Of course it’s easy to say there are problems with using prestige to help allocate funding, but what’s the alternative? The answer isn’t trying to stamp out prestige-based evaluation in science — even if we could eliminate prestige, whatever we replaced it with would become the new prestige.
Personally, I’m partial to solutions that increase the diversity of funding sources for scientific research. The biomedical research funding ecosystem is dominated by a small number of risk-averse mega-grantmakers like the NIH. This concentration arguably gives funders too much power, which is part of the reason why researchers need to spend half of their time writing grants instead of getting on with research.
Compare this to the start-up funding ecosystem, which is a much more distributed market; if a founder strikes out with a particular angel or venture capitalist, there are plenty more who might be receptive to the founder’s vision. Because venture capitalists need to compete for access to the best deals, they are also plausibly much more accommodating to entrepreneurs than scientific funding institutions are to the scientists they support.
The benefit of encouraging greater diversity in biomedical research funding sources — whether by founding new focused research organisations (FROs), or breaking up the NIH — is that it engenders a diversity of funding criteria. Because different organisations are likely to value different things when making funding decisions, it’s harder to game the system. The more diverse the decision makers, the more diverse the portfolio of funded research — and hopefully, the lower the burden of prestige accumulation.

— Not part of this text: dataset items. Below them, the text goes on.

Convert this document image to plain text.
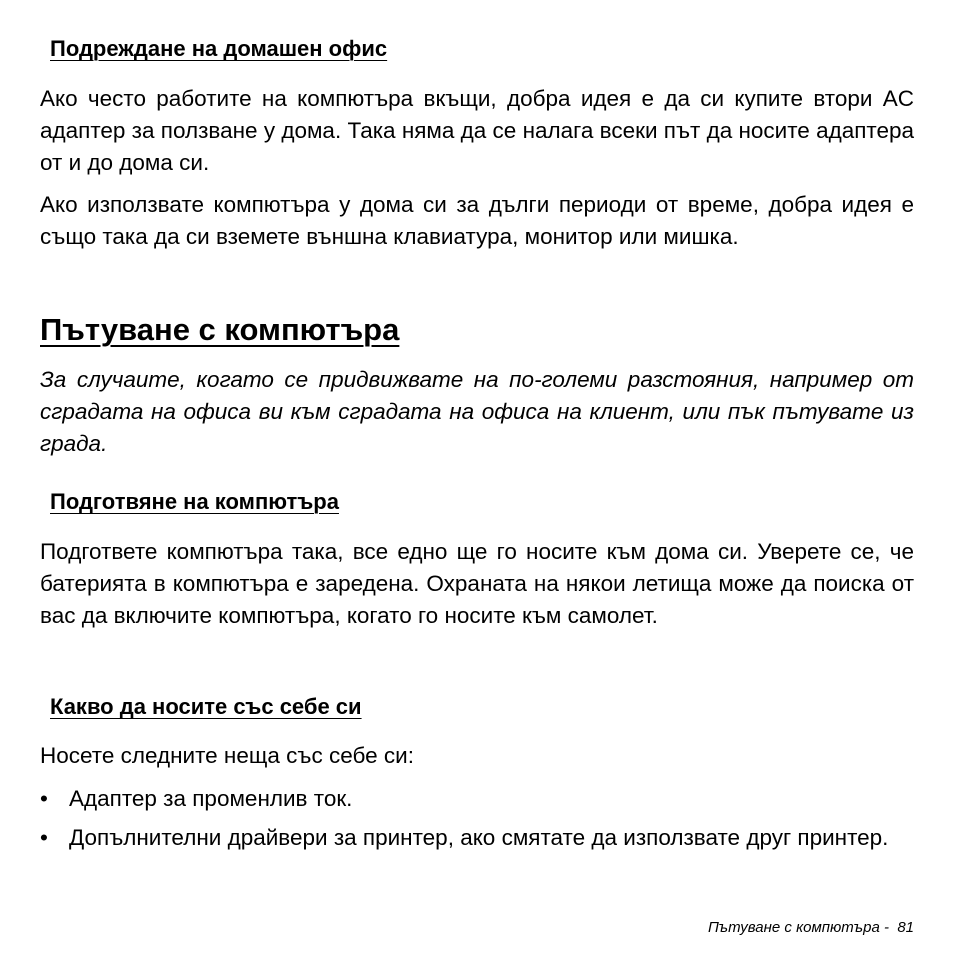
Подреждане на домашен офис
Ако често работите на компютъра вкъщи, добра идея е да си купите втори AC адаптер за ползване у дома. Така няма да се налага всеки път да носите адаптера от и до дома си.
Ако използвате компютъра у дома си за дълги периоди от време, добра идея е също така да си вземете външна клавиатура, монитор или мишка.
Пътуване с компютъра
За случаите, когато се придвижвате на по-големи разстояния, например от сградата на офиса ви към сградата на офиса на клиент, или пък пътувате из града.
Подготвяне на компютъра
Подгответе компютъра така, все едно ще го носите към дома си. Уверете се, че батерията в компютъра е заредена. Охраната на някои летища може да поиска от вас да включите компютъра, когато го носите към самолет.
Какво да носите със себе си
Носете следните неща със себе си:
• Адаптер за променлив ток.
• Допълнителни драйвери за принтер, ако смятате да използвате друг принтер.
Пътуване с компютъра - 81
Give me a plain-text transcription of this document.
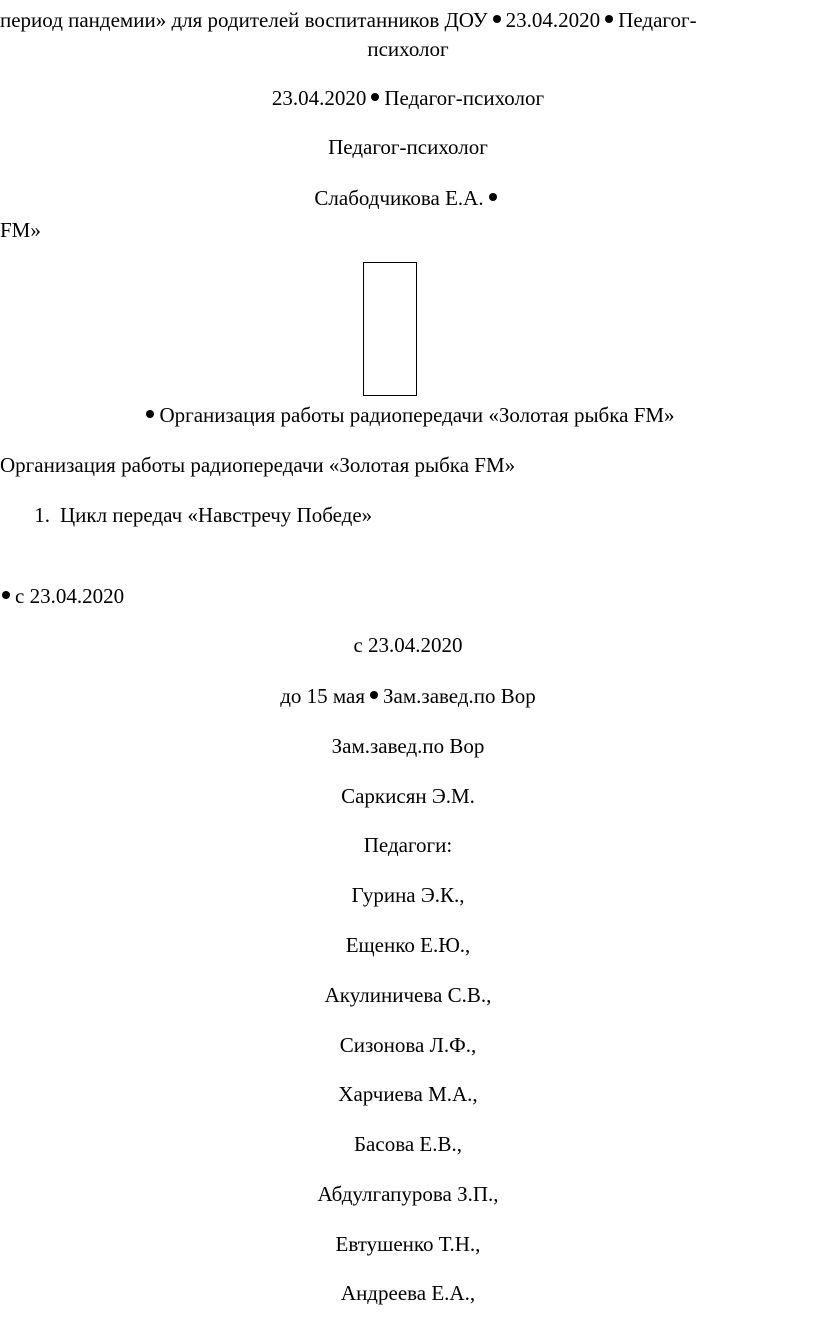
период пандемии» для родителей воспитанников ДОУ 23.04.2020 Педагог-
психолог
23.04.2020 Педагог-психолог
Педагог-психолог
Слабодчикова Е.А.
FM»
Организация работы радиопередачи «Золотая рыбка FM»
Организация работы радиопередачи «Золотая рыбка FM»
1. Цикл передач «Навстречу Победе»
с 23.04.2020
с 23.04.2020
до 15 мая Зам.завед.по Вор
Зам.завед.по Вор
Саркисян Э.М.
Педагоги:
Гурина Э.К.,
Ещенко Е.Ю.,
Акулиничева С.В.,
Сизонова Л.Ф.,
Харчиева М.А.,
Басова Е.В.,
Абдулгапурова З.П.,
Евтушенко Т.Н.,
Андреева Е.А.,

Thanks to Jake Parker for giving feedback on a draft of this piece
The full title is “The Trajectory of Discovery: What Determines the Rate and Direction of Medical Progress?”
Yes, I’m aware of Gödel's incompleteness theorems
The US National Institute of Health. I mostly talk about the US in this piece because the NIH is by far the most significant funder of academic biomedical research globally
Although Robin Hanson has argued that funders are not necessarily buying outcomes, but prestige and status by association
Great article Alex! Do you think there's an argument to make for even larger groups and common research directions in biomedical research to counter the burden of prestige? The idea would be that you don't have to fight for the limited funding/prestige to start your own lab and can instead join a larger organization.
I ask because from my experience in theoretical physics and computer science, it's much cheaper to fund a bunch of people trying very different things. As you write in your essay though, biomedical research is expensive. It seems like having a bunch of small labs doing different (maybe overlapping) things would be ideal, but isn't once you factor in funding. With consolidated groups, you would relieve some of the big costs in running experiments and getting the appropriate equipment, right?
I like the employment of metaphors. It's a different style from most scientific writing, and it offers a fresh perspective.